To Kill a Mockingbird

I have no idea when I first read Harper Lee’s classic novel, To Kill a Mockingbird, but I would guess I was a teenager; the book was  published in 1960 and made into a film two years later but I didn’t see the film until a long time after that.

We are reading it again for our book club, and I approached the task a little apprehensively as so many favourite books from long ago have some how lost their appeal to me. I shouldn’t have worried; it is a wonderful book, and truly and deservedly a classic. I must have read it many, many times, because as I am reading it now the words are so familiar, almost as if I know them by heart.

However, there are differences, the world is very different from the last time I read it in many ways and the latest horrific events in the USA cast a very different shadow across its pages. The attitudes to race which are portrayed one would have hoped had changed in the fifty-five years since it was written, bust sadly in some ways things are as bad if not worse than ever.

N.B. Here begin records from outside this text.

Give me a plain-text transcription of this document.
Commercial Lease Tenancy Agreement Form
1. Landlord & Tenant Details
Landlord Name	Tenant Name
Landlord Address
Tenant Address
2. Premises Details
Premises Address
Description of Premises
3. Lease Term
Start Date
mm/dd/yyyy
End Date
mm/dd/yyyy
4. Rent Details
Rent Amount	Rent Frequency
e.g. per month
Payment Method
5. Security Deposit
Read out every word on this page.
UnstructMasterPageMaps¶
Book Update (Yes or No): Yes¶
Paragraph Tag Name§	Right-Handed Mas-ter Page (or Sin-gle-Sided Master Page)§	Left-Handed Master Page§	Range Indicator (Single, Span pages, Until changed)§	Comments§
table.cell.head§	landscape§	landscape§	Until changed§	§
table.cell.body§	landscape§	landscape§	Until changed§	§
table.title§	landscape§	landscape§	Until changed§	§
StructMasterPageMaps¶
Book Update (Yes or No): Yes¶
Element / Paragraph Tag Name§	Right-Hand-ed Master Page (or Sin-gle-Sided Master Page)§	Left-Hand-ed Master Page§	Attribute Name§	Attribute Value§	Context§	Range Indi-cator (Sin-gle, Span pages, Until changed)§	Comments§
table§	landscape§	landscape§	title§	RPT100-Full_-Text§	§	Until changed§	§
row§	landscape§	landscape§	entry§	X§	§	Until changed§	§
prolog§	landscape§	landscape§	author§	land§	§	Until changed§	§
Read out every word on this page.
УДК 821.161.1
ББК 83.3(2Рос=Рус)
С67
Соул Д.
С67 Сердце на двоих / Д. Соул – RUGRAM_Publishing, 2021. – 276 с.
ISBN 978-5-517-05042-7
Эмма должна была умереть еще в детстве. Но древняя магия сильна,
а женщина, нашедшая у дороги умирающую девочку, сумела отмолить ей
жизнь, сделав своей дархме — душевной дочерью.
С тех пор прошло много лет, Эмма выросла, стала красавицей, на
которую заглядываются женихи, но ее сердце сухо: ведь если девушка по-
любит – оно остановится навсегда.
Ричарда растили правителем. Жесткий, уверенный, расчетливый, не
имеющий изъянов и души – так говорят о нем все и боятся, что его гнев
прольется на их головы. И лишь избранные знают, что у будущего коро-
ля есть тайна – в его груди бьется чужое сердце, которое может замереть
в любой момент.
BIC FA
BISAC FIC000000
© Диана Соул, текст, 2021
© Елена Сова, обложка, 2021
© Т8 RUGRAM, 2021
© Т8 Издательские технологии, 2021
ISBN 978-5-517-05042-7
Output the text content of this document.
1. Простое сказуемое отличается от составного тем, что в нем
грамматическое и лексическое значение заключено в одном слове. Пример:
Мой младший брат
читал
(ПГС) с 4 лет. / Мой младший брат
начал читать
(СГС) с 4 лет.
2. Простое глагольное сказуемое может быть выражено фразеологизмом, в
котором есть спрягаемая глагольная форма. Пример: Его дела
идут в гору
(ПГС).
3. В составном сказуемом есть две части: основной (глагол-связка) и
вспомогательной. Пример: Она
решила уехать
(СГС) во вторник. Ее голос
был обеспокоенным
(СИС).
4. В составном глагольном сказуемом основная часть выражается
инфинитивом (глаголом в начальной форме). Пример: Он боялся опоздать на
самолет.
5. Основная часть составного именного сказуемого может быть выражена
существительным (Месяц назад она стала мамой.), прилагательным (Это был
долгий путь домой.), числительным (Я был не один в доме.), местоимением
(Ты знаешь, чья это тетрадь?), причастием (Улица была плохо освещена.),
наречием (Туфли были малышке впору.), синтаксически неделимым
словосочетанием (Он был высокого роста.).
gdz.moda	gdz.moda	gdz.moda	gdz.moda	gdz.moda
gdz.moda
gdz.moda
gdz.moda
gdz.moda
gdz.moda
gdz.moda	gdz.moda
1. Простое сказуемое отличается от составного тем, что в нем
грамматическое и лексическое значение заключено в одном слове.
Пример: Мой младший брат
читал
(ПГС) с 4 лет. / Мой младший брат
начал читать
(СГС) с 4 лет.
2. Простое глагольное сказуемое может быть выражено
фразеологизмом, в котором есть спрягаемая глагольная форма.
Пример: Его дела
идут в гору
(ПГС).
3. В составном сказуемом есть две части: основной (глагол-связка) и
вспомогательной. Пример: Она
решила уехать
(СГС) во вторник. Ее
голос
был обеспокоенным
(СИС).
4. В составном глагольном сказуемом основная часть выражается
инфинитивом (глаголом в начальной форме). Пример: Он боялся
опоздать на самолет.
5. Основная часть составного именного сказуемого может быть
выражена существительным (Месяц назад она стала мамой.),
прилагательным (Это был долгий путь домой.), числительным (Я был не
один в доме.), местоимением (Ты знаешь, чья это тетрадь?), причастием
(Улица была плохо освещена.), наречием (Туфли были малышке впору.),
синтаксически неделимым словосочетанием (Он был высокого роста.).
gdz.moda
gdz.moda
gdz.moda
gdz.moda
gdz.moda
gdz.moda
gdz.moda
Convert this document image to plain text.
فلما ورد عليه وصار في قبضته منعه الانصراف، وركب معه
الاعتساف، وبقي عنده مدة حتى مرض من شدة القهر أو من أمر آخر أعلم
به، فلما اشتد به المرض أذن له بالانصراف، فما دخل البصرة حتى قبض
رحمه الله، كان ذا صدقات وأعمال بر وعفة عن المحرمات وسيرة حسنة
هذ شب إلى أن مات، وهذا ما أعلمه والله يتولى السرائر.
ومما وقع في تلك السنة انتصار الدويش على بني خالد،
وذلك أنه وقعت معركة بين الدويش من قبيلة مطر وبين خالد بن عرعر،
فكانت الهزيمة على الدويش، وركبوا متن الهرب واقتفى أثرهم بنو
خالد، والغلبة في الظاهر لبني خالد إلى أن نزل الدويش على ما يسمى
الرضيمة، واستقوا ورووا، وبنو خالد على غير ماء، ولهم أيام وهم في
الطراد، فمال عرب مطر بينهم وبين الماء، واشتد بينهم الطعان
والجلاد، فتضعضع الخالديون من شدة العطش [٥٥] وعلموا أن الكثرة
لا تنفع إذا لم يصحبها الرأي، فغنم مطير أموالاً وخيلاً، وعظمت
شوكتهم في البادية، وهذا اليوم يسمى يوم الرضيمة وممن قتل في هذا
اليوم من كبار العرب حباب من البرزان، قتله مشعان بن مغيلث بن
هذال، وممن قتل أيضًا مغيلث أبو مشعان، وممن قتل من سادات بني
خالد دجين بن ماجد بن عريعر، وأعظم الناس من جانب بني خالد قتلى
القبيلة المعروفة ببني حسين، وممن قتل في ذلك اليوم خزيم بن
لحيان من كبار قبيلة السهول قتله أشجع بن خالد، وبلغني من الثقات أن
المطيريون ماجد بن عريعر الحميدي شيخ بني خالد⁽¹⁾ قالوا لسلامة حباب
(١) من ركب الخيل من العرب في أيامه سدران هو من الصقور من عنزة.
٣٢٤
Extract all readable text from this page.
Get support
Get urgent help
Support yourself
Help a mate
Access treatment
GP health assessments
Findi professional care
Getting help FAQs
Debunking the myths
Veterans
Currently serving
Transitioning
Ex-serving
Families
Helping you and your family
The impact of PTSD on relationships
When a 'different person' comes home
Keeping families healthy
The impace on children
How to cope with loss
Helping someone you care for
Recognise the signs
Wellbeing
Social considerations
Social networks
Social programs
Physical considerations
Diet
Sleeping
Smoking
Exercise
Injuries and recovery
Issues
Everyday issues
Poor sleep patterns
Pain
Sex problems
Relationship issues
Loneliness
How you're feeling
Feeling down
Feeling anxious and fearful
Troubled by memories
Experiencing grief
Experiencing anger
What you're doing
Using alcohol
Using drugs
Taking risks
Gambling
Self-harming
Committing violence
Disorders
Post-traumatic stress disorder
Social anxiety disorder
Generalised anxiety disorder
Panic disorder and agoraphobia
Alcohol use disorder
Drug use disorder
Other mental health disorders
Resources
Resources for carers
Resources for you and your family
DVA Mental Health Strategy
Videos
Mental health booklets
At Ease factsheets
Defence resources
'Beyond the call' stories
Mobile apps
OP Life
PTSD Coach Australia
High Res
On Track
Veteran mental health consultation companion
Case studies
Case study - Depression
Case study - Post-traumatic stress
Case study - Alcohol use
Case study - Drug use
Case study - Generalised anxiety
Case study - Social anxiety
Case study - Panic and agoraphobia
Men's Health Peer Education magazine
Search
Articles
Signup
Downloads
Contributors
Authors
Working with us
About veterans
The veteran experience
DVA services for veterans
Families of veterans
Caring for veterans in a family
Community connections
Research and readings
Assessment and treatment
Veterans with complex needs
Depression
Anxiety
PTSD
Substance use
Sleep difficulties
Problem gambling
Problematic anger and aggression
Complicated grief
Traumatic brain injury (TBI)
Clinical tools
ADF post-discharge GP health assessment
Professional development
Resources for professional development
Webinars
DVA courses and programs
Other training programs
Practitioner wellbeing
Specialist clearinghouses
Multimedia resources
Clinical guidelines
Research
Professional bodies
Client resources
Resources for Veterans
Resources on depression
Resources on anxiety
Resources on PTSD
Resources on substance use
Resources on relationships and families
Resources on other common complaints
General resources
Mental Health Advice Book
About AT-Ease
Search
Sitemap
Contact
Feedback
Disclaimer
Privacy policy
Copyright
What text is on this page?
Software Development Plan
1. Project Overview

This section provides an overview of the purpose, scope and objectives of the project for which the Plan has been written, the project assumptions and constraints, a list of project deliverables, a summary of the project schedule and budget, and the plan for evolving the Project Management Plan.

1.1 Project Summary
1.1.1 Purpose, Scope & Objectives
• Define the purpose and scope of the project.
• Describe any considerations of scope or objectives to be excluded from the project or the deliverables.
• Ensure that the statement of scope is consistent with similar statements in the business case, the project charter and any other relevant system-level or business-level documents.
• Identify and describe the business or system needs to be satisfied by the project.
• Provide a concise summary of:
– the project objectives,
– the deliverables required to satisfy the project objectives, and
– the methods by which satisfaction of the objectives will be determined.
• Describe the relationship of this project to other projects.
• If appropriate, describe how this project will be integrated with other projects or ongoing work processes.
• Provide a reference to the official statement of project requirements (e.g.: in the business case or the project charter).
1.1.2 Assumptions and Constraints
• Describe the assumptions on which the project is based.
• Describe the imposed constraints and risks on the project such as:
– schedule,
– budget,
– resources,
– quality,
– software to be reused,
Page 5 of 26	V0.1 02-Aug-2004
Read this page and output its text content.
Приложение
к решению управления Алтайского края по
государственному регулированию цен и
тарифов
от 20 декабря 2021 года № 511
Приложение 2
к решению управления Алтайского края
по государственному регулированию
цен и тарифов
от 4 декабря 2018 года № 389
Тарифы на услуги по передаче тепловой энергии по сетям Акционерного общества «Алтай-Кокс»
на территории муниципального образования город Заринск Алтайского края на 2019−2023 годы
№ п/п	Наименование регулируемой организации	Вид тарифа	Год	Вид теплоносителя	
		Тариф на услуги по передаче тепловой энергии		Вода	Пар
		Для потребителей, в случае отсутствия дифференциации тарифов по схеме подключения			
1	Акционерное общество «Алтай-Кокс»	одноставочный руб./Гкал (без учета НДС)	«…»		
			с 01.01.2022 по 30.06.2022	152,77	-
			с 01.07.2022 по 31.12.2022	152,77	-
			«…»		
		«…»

I have been surprised by my own reactions to some of the less controversial parts of the book; in the scene where the horrible Mrs Dubose dies, and the truth behind her difficulties is revealed, I found that I was very moved, quite unaccountably moved. I am only about halfway through and I guess there will be a lot more surprises as I come to the more upsetting parts, surprises in my reaction I guess.

I am looking forward to the book club meeting, I’m sure everyone will have enjoyed the book, and been moved by the narrative, and have a lot to talk about in the light of the controversial aspects of it… but who knows, book club meetings always have an unexpected point of view offered by someone!